From the coffee shop

The lawyer

Oh god, why is she still typing?

NICOLE

You gave me the flyer?

SAM

I remember

The cute lawyer

Nicole bites her thumbnail. No way is she telling anyone about this. She’s already flirted with her boss today. Must be something about her friends being in mortal peril. Or about her actually doing something for once. It’s making her heartbeat rise.

NICOLE

Some might say so

SAM

I’m sure they do

So you texting to find out more about the protest?

NICOLE

Sort of

SAM

Sort of?

NICOLE

I’m on this case and I thought of you. We’re trying to find out everything about this private security company, KBA. You know anything?

SAM

Yeah, they fucking suck

They’re essentially paid to enact genocide, help war criminals. You’re not representing them are you?

NICOLE

No

Nothing like that

But I’m trying to figure out what they might be up to now

We think they might be interfering with a case

It’s a lie, unless a case is her friends’ lives. But she doesn’t want to put Sam in danger, too.

SAM

Okay, good

So you want to know what they’re up to?

NICOLE

Like what they seem to be doing, in terms of business

SAM

Aside from taking money to kill innocent people all over the world?

NICOLE

Maybe? Or if there’s a particular part of the world they’re eager to take money from. I know they’ve been talking about rapid expansion and new clients.

SAM

Yeah. The rumor is they’re trying to get in with folks on Velvet Alley—you know, that dark web site for human traffickers?

So they’d essentially become a private army for the largest criminal trade network in the world. It would go beyond being paid war profiteers, they’d be helping one side start wars, then helping the other end them.

Just an endless cycle of violence.

NICOLE

How would they do that though? Don’t they have competition?

SAM

I don’t know

That’s just what a whistleblower said—they want Velvet Alley’s business

But no one knows who runs it

So hopefully it’s a bluff or a sales pitch

Or maybe the whistleblower is a plant

Sorry. With KBA it’s hard to know what’s real

NICOLE

No this is all useful

Thank you

SAM

My pleasure

Anything else you want?

Nicole stares at the phone, not sure what to say to that.
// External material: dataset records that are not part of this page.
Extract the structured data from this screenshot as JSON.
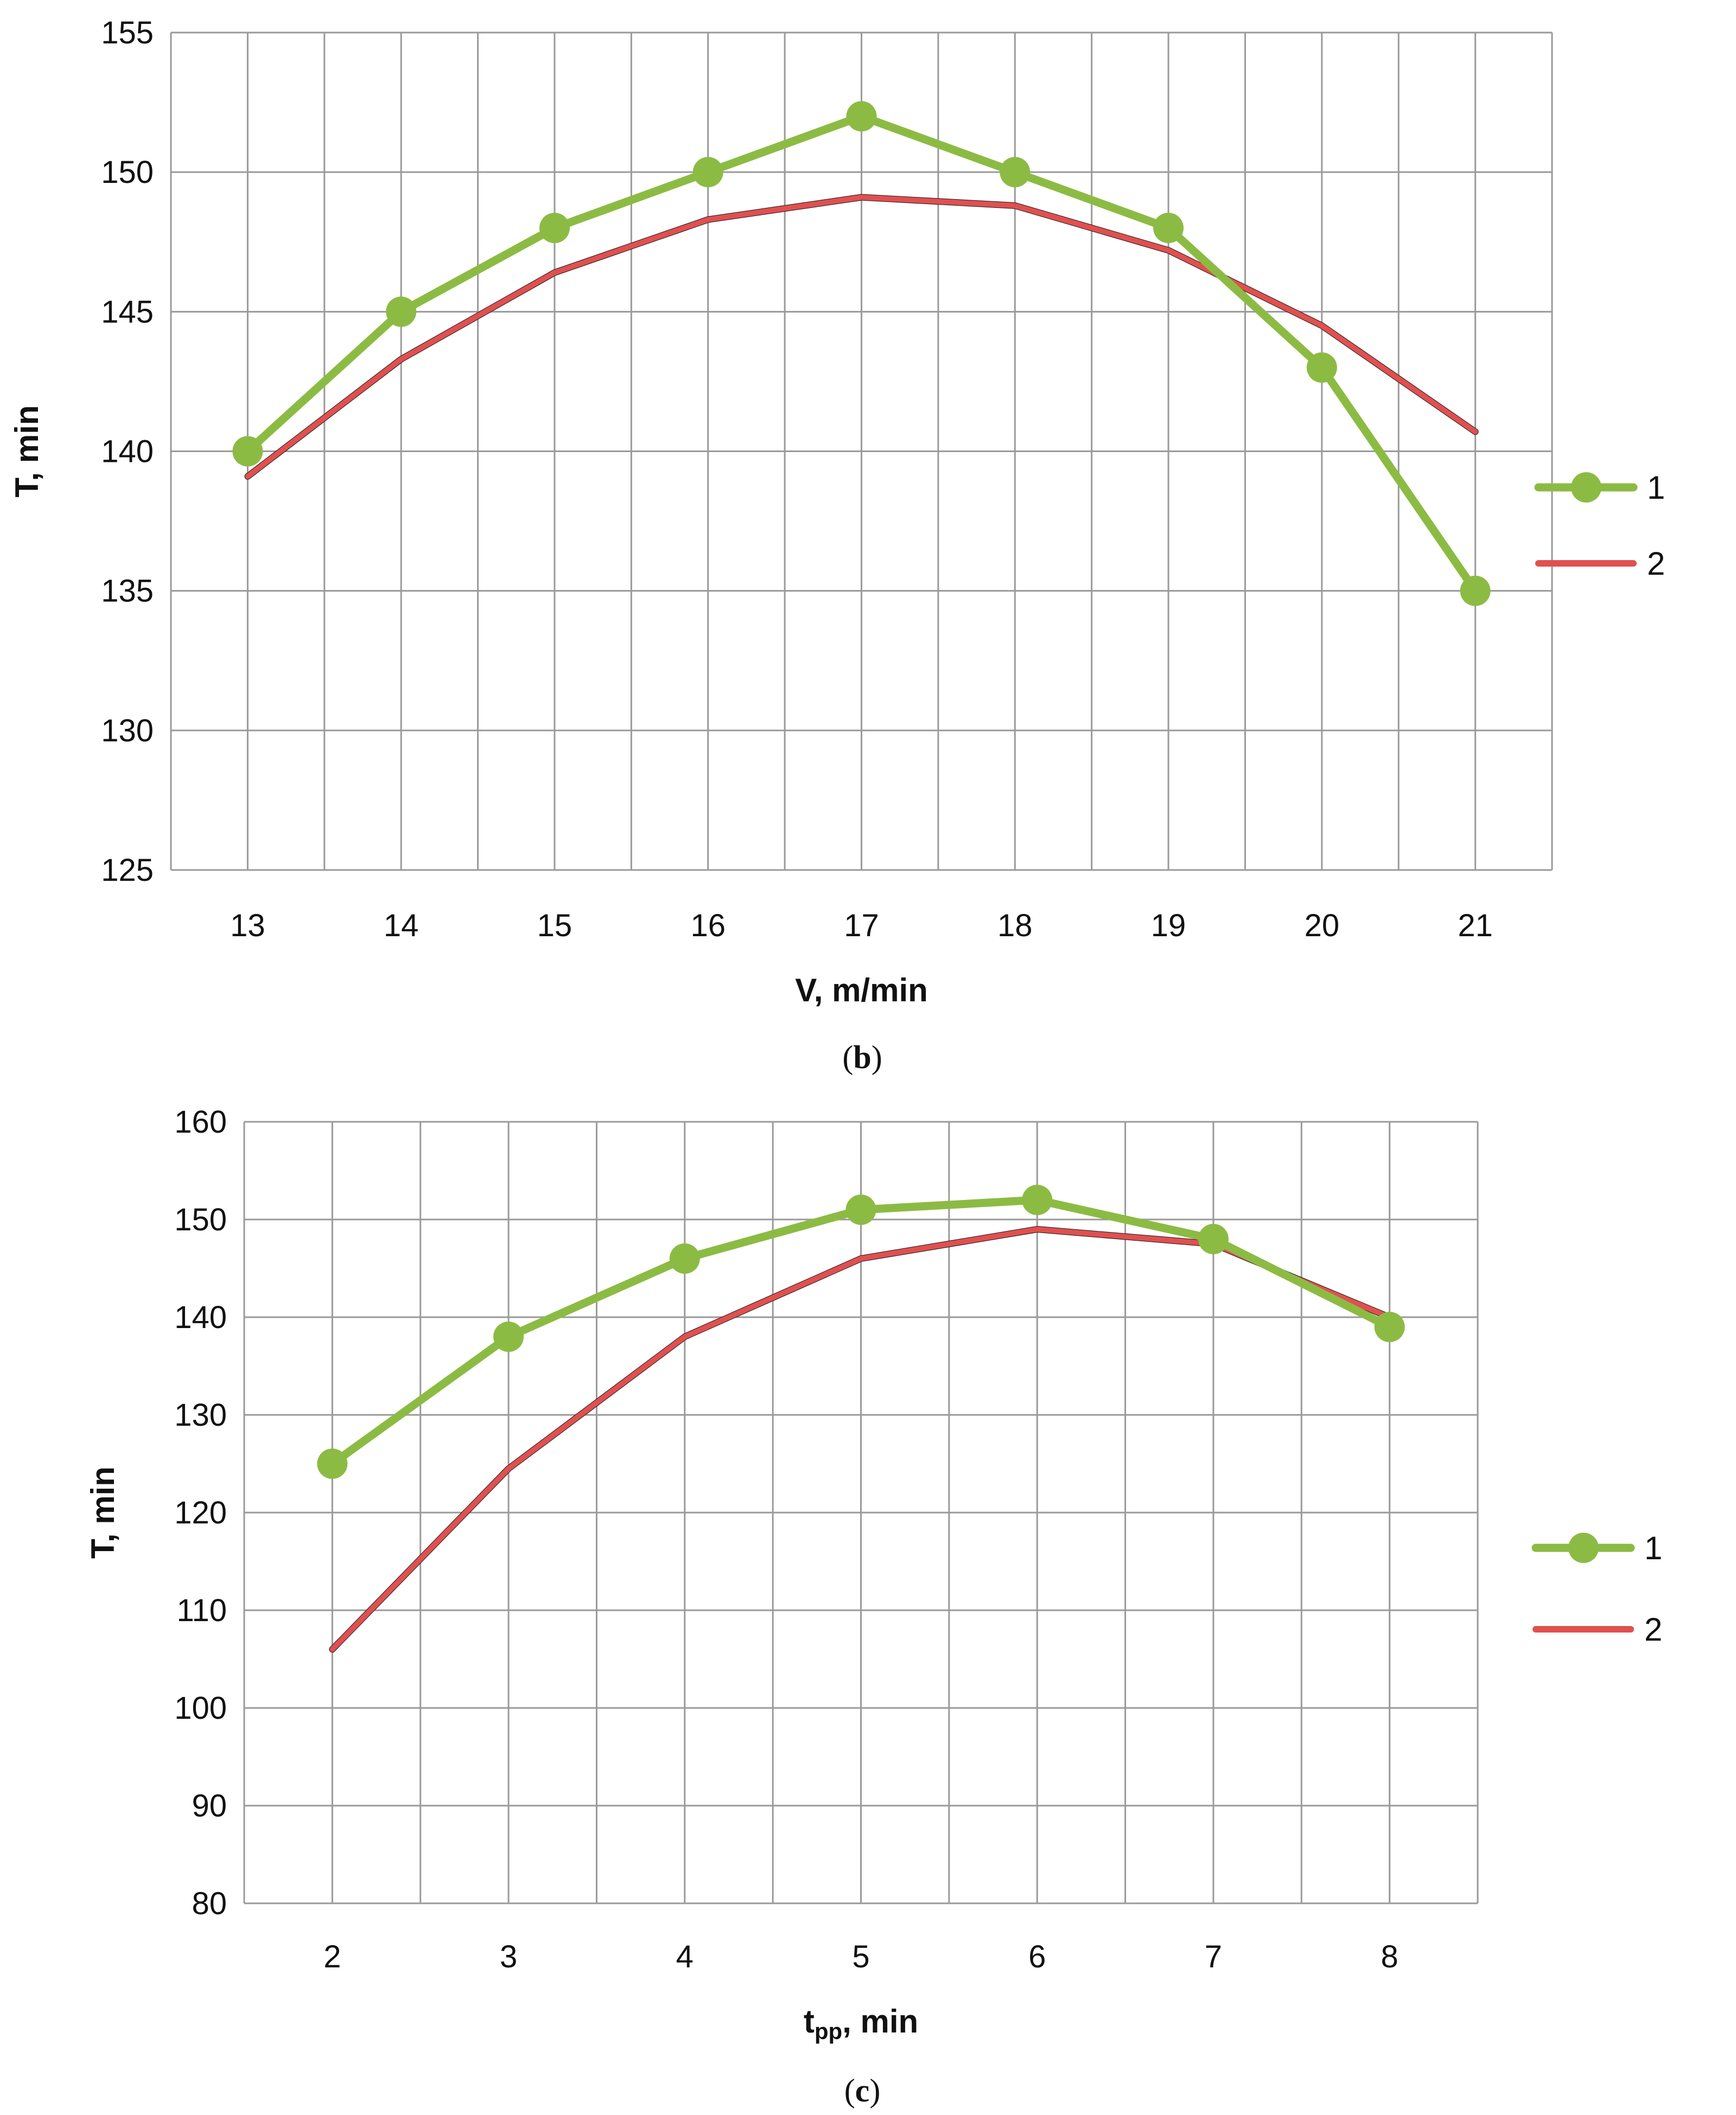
{
  "chart_data": [
    {
      "type": "line",
      "panel": "b",
      "caption_open": "(",
      "caption_letter": "b",
      "caption_close": ")",
      "xlabel": "V, m/min",
      "ylabel": "T, min",
      "x": [
        13,
        14,
        15,
        16,
        17,
        18,
        19,
        20,
        21
      ],
      "ylim": [
        125,
        155
      ],
      "yticks": [
        125,
        130,
        135,
        140,
        145,
        150,
        155
      ],
      "grid": true,
      "legend_position": "right",
      "series": [
        {
          "name": "1",
          "color": "#8cbb44",
          "markers": true,
          "values": [
            140,
            145,
            148,
            150,
            152,
            150,
            148,
            143,
            135
          ]
        },
        {
          "name": "2",
          "color": "#e05050",
          "markers": false,
          "values": [
            139.1,
            143.3,
            146.4,
            148.3,
            149.1,
            148.8,
            147.2,
            144.5,
            140.7
          ]
        }
      ]
    },
    {
      "type": "line",
      "panel": "c",
      "caption_open": "(",
      "caption_letter": "c",
      "caption_close": ")",
      "xlabel_main": "t",
      "xlabel_sub": "pp",
      "xlabel_rest": ", min",
      "ylabel": "T, min",
      "x": [
        2,
        3,
        4,
        5,
        6,
        7,
        8
      ],
      "ylim": [
        80,
        160
      ],
      "yticks": [
        80,
        90,
        100,
        110,
        120,
        130,
        140,
        150,
        160
      ],
      "grid": true,
      "legend_position": "right",
      "series": [
        {
          "name": "1",
          "color": "#8cbb44",
          "markers": true,
          "values": [
            125,
            138,
            146,
            151,
            152,
            148,
            139
          ]
        },
        {
          "name": "2",
          "color": "#e05050",
          "markers": false,
          "values": [
            106,
            124.5,
            138,
            146,
            149,
            147.5,
            140
          ]
        }
      ]
    }
  ]
}
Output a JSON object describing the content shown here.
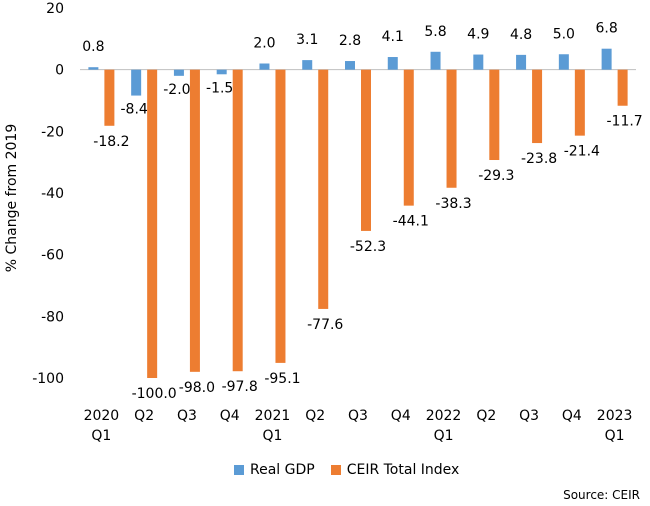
{
  "chart_data": {
    "type": "bar",
    "categories": [
      [
        "2020",
        "Q1"
      ],
      [
        "Q2"
      ],
      [
        "Q3"
      ],
      [
        "Q4"
      ],
      [
        "2021",
        "Q1"
      ],
      [
        "Q2"
      ],
      [
        "Q3"
      ],
      [
        "Q4"
      ],
      [
        "2022",
        "Q1"
      ],
      [
        "Q2"
      ],
      [
        "Q3"
      ],
      [
        "Q4"
      ],
      [
        "2023",
        "Q1"
      ]
    ],
    "series": [
      {
        "name": "Real GDP",
        "color": "#5b9bd5",
        "values": [
          0.8,
          -8.4,
          -2.0,
          -1.5,
          2.0,
          3.1,
          2.8,
          4.1,
          5.8,
          4.9,
          4.8,
          5.0,
          6.8
        ],
        "labels": [
          "0.8",
          "-8.4",
          "-2.0",
          "-1.5",
          "2.0",
          "3.1",
          "2.8",
          "4.1",
          "5.8",
          "4.9",
          "4.8",
          "5.0",
          "6.8"
        ]
      },
      {
        "name": "CEIR Total Index",
        "color": "#ed7d31",
        "values": [
          -18.2,
          -100.0,
          -98.0,
          -97.8,
          -95.1,
          -77.6,
          -52.3,
          -44.1,
          -38.3,
          -29.3,
          -23.8,
          -21.4,
          -11.7
        ],
        "labels": [
          "-18.2",
          "-100.0",
          "-98.0",
          "-97.8",
          "-95.1",
          "-77.6",
          "-52.3",
          "-44.1",
          "-38.3",
          "-29.3",
          "-23.8",
          "-21.4",
          "-11.7"
        ]
      }
    ],
    "ylabel": "% Change from 2019",
    "ylim": [
      -100,
      20
    ],
    "yticks": [
      20,
      0,
      -20,
      -40,
      -60,
      -80,
      -100
    ],
    "grid": false,
    "legend": "bottom"
  },
  "source": "Source: CEIR"
}
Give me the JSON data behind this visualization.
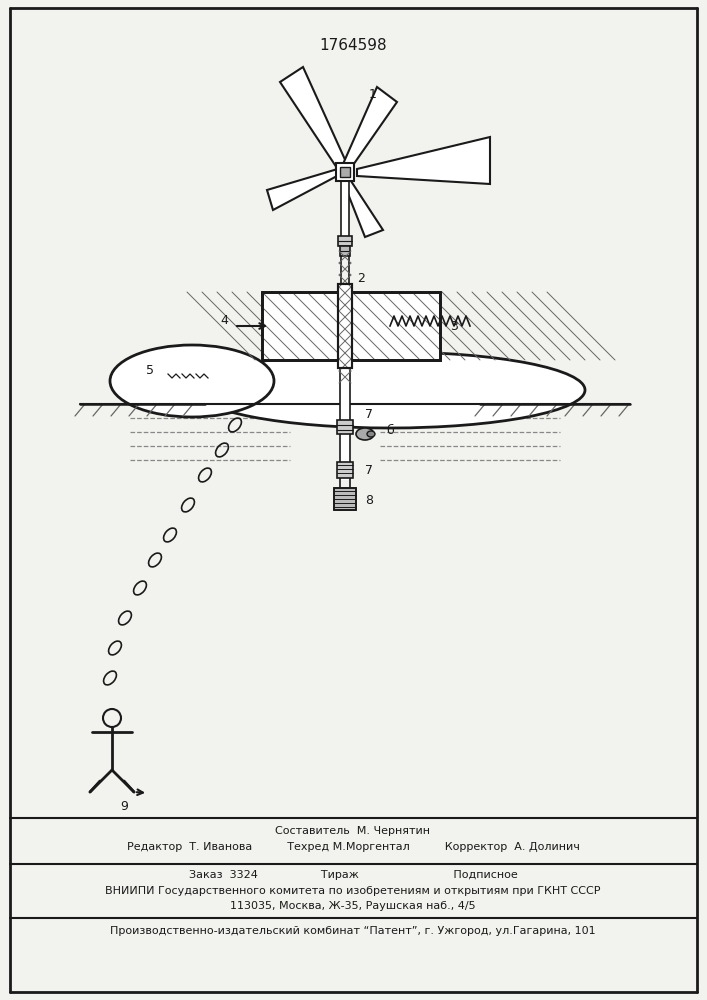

Ellen comes back in suddenly, the curtains to the room letting in a cool breeze.

“Find anything else out while I was gone?”

“KBA might be trying to partner with or take over Velvet Road.”

Ellen narrows her eyes, considering that. “Hmmm, okay. That’s interesting. Where’d you get it?”

“Activist I know,” Nicole says, feeling guilty about not responding to Sam.

Ellen sighs. “So just rumors. Still, it’s something.”

“You find anything else out?”

Ellen shakes her head. “I think we’re at the point where we wait for someone to get back to me. But that’s good work, Nicole. Smart thinking.”

Nicole glows. “Thanks. So, do I just go back to the office?”

“If you want.” Ellen smiles, hand on her hip. “Or, y’know, I live nearby. We could wait at my place.”